Pierre_pezziardi
© françois Daburon
Dans votre ouvrage, vous remettez notamment en cause le management actuel dans la fonction publique.
Oui c’est un constat, mais on ne peut s’en tenir à cela. Les managers de la fonction publique le sont parce qu’ils ont obéi et adhéré à un certain nombre de codes du système. Et ces codes ne laissent pas de marge de manœuvre, car les systèmes sont orientés sur le contrôle, la méfiance, ils conduisent à des cloisonnements. Et c’est valable pour le public comme pour le privé.

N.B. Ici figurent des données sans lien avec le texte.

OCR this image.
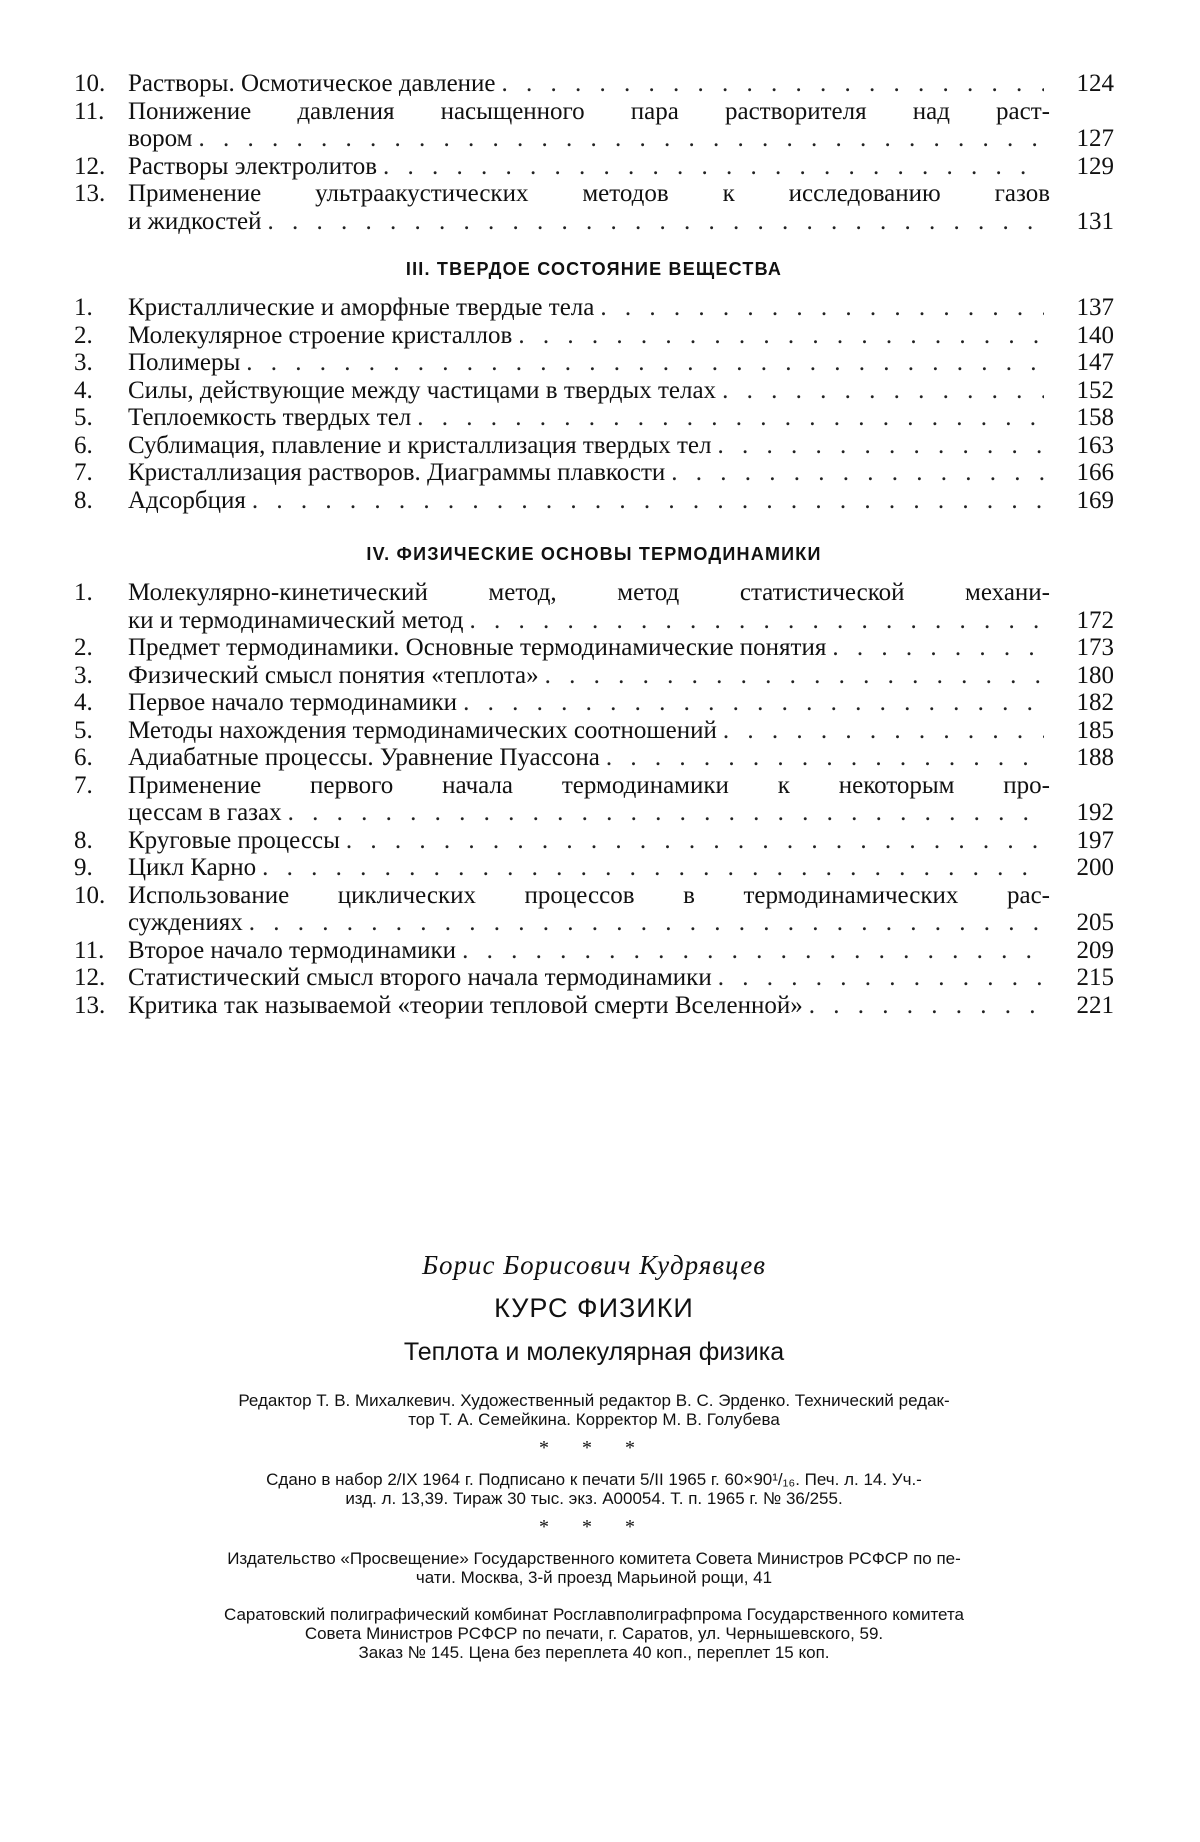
10. Растворы. Осмотическое давление . . .	124
11. Понижение давления насыщенного пара растворителя над раст-
вором . . .	127
12. Растворы электролитов . . .	129
13. Применение ультраакустических методов к исследованию газов
и жидкостей . . .	131
III. ТВЕРДОЕ СОСТОЯНИЕ ВЕЩЕСТВА
1.	Кристаллические и аморфные твердые тела . . .	137
2.	Молекулярное строение кристаллов . . .	140
3.	Полимеры . . .	147
4.	Силы, действующие между частицами в твердых телах . . .	152
5.	Теплоемкость твердых тел . . .	158
6.	Сублимация, плавление и кристаллизация твердых тел . . .	163
7.	Кристаллизация растворов. Диаграммы плавкости . . .	166
8.	Адсорбция . . .	169
IV. ФИЗИЧЕСКИЕ ОСНОВЫ ТЕРМОДИНАМИКИ
1.	Молекулярно-кинетический метод, метод статистической механи-
ки и термодинамический метод . . .	172
2.	Предмет термодинамики. Основные термодинамические понятия . . .	173
3.	Физический смысл понятия «теплота» . . .	180
4.	Первое начало термодинамики . . .	182
5.	Методы нахождения термодинамических соотношений . . .	185
6.	Адиабатные процессы. Уравнение Пуассона . . .	188
7.	Применение первого начала термодинамики к некоторым про-
цессам в газах . . .	192
8.	Круговые процессы . . .	197
9.	Цикл Карно . . .	200
10. Использование циклических процессов в термодинамических рас-
суждениях . . .	205
11. Второе начало термодинамики . . .	209
12. Статистический смысл второго начала термодинамики . . .	215
13. Критика так называемой «теории тепловой смерти Вселенной» . . .	221
Борис Борисович Кудрявцев
КУРС ФИЗИКИ
Теплота и молекулярная физика
Редактор Т. В. Михалкевич. Художественный редактор В. С. Эрденко. Технический редак-
тор Т. А. Семейкина. Корректор М. В. Голубева
* * *
Сдано в набор 2/IX 1964 г. Подписано к печати 5/II 1965 г. 60×90¹/₁₆. Печ. л. 14. Уч.-
изд. л. 13,39. Тираж 30 тыс. экз. А00054. Т. п. 1965 г. № 36/255.
* * *
Издательство «Просвещение» Государственного комитета Совета Министров РСФСР по пе-
чати. Москва, 3-й проезд Марьиной рощи, 41
Саратовский полиграфический комбинат Росглавполиграфпрома Государственного комитета
Совета Министров РСФСР по печати, г. Саратов, ул. Чернышевского, 59.
Заказ № 145. Цена без переплета 40 коп., переплет 15 коп.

Dans notre approche, on a coutume de ne pas blâmer les gens mais plutôt de réparer le système. Pour sortir de cette espèce d’injonction paradoxale qui consiste à demander de libérer les innovations tout en faisant tourner le système, il faut s’y prendre autrement. Car libérer les innovations va perturber le fonctionnement. Notre solution, c’est d’assumer que les gens intégrés au système sont d’abord là pour le faire tourner tel qu’il est, pour imparfait qu’il soit. Nous séparons les deux espaces-temps car ils sont à la fois tous les deux légitimes et irréconciliables.
Pour sortir de cette espèce d’injonction paradoxale qui consiste à demander de libérer les innovations tout en faisant tourner le système, il faut s’y prendre autrement.

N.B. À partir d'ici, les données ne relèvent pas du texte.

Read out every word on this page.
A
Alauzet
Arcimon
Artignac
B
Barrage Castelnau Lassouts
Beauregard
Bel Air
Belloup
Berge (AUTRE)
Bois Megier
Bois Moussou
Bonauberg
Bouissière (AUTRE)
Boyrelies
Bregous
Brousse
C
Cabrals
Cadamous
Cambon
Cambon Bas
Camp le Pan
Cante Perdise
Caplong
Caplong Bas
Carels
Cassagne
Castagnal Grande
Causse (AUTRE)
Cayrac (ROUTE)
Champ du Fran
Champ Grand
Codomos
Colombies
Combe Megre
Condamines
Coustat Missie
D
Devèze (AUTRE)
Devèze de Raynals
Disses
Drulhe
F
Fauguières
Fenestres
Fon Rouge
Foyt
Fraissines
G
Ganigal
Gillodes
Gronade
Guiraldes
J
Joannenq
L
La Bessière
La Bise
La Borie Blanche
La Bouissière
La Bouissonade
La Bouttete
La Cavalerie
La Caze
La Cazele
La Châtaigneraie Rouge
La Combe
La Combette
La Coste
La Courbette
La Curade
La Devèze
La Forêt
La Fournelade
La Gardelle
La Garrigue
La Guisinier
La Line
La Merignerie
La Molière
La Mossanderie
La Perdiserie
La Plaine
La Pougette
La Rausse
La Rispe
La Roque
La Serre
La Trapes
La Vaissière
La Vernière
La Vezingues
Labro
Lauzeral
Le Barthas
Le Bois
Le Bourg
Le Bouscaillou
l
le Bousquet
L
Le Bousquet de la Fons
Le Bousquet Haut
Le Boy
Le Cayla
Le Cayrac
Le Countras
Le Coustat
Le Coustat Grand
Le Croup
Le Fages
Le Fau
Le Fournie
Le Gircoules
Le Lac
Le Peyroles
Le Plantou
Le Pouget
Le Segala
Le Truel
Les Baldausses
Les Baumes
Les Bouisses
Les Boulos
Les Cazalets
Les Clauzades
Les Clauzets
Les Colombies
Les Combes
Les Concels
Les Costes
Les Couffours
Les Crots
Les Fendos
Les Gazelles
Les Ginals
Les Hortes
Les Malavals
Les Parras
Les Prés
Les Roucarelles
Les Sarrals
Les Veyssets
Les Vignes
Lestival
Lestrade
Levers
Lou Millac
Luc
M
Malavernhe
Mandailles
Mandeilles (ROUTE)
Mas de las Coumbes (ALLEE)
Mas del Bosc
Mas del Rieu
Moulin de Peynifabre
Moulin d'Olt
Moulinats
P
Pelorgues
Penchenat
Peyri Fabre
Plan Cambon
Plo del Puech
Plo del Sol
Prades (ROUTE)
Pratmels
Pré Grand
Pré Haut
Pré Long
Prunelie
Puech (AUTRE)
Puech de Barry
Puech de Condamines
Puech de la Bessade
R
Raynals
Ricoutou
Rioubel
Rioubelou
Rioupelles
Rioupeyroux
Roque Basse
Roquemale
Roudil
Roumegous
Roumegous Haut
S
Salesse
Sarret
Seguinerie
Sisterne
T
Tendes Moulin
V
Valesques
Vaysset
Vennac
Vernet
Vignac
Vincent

Nous avons créé ce dispositif des start-up d’État, pour faire un pas de côté et laisser la possibilité à des agents de l’intérieur de développer concrètement une idée de service public numérique. Se situer loin des règles et coutumes d’usages pour innover à l’extérieur, échouer peut-être mais, si cela fonctionne, se rapprocher des cœurs de système et devenir la manière de faire de demain.
Plusieurs applications ont déjà été développées, notamment La bonne boîte. Comment ce projet a-t-il vu le jour ?

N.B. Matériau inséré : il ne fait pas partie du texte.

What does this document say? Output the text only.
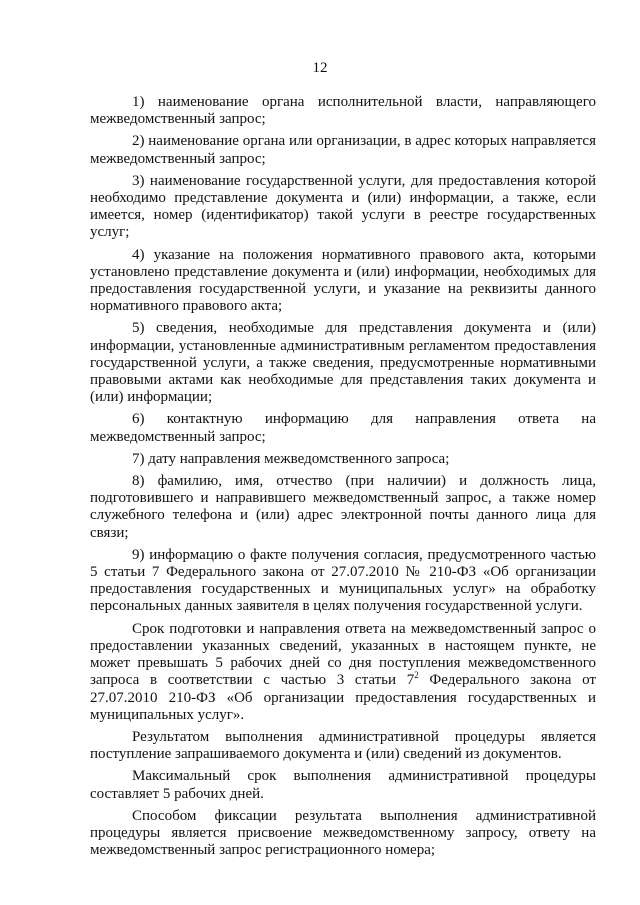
12

1) наименование органа исполнительной власти, направляющего межведомственный запрос;

2) наименование органа или организации, в адрес которых направляется межведомственный запрос;

3) наименование государственной услуги, для предоставления которой необходимо представление документа и (или) информации, а также, если имеется, номер (идентификатор) такой услуги в реестре государственных услуг;

4) указание на положения нормативного правового акта, которыми установлено представление документа и (или) информации, необходимых для предоставления государственной услуги, и указание на реквизиты данного нормативного правового акта;

5) сведения, необходимые для представления документа и (или) информации, установленные административным регламентом предоставления государственной услуги, а также сведения, предусмотренные нормативными правовыми актами как необходимые для представления таких документа и (или) информации;

6) контактную информацию для направления ответа на межведомственный запрос;

7) дату направления межведомственного запроса;

8) фамилию, имя, отчество (при наличии) и должность лица, подготовившего и направившего межведомственный запрос, а также номер служебного телефона и (или) адрес электронной почты данного лица для связи;

9) информацию о факте получения согласия, предусмотренного частью 5 статьи 7 Федерального закона от 27.07.2010 № 210-ФЗ «Об организации предоставления государственных и муниципальных услуг» на обработку персональных данных заявителя в целях получения государственной услуги.

Срок подготовки и направления ответа на межведомственный запрос о предоставлении указанных сведений, указанных в настоящем пункте, не может превышать 5 рабочих дней со дня поступления межведомственного запроса в соответствии с частью 3 статьи $7^2$ Федерального закона от 27.07.2010 210-ФЗ «Об организации предоставления государственных и муниципальных услуг».

Результатом выполнения административной процедуры является поступление запрашиваемого документа и (или) сведений из документов.

Максимальный срок выполнения административной процедуры составляет 5 рабочих дней.

Способом фиксации результата выполнения административной процедуры является присвоение межведомственному запросу, ответу на межведомственный запрос регистрационного номера;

Plutôt que de lister ce qui ne fonctionne pas et d’en tirer un schéma directeur pour demander à la structure d’agir contre elle-même, on prend le contre-pied de cette position. On invite les gens à proposer quelque chose. Et d’où parle-t-on ? De la direction générale, car si cela ne vient pas de la direction, le projet sera remis en cause par les autres services. La direction générale envoie un message qui dit en substance « vous êtes tous les témoins d’irritants pour les agents ou pour les usagers, vous avez une idée qui passe par le numérique pour le combler, vous êtes prêts à vous y investir 6 à 18 mois : venez défendre votre idée tel jour à telle heure. » Finalement, le plus dur quand on lance une démarche d’innovation radicale, c’est de réserver la salle et d’envoyer ce mail. Ensuite, vous entourez cette personne des compétences numériques qui lui manquent. Un programmeur et un coach, ça suffit. On fait de la croissance dans un second temps. C’est un dispositif extrêmement réplicable.
Le plus dur dans une démarche d’innovation radicale, c’est de réserver la salle et d’envoyer le mail. Ensuite, vous entourez cette personne des compétences numériques qui lui manquent.
Aujourd’hui, plus de la moitié des conseillers de Pôle emploi utilisent La bonne boîte, après deux ans d’existence. Il n’y a pas eu de gestion du changement ou de problème d’acquisition car l’outil est utile. Il s’est imposé naturellement car 80 % du marché de l’emploi ne passe pas par les annonces. Cet outil permet aux agents de Pôle emploi de terminer un entretien sur une note positive quand il n’y a pas d’annonce : « sur le site de La bonne boîte, telle entreprise recrute votre profil : avez-vous envoyé une candidature spontanée ? ». Maintenant, on attend avec impatience que des structures comme les plateformes d’initiatives locales s’emparent de cet outil.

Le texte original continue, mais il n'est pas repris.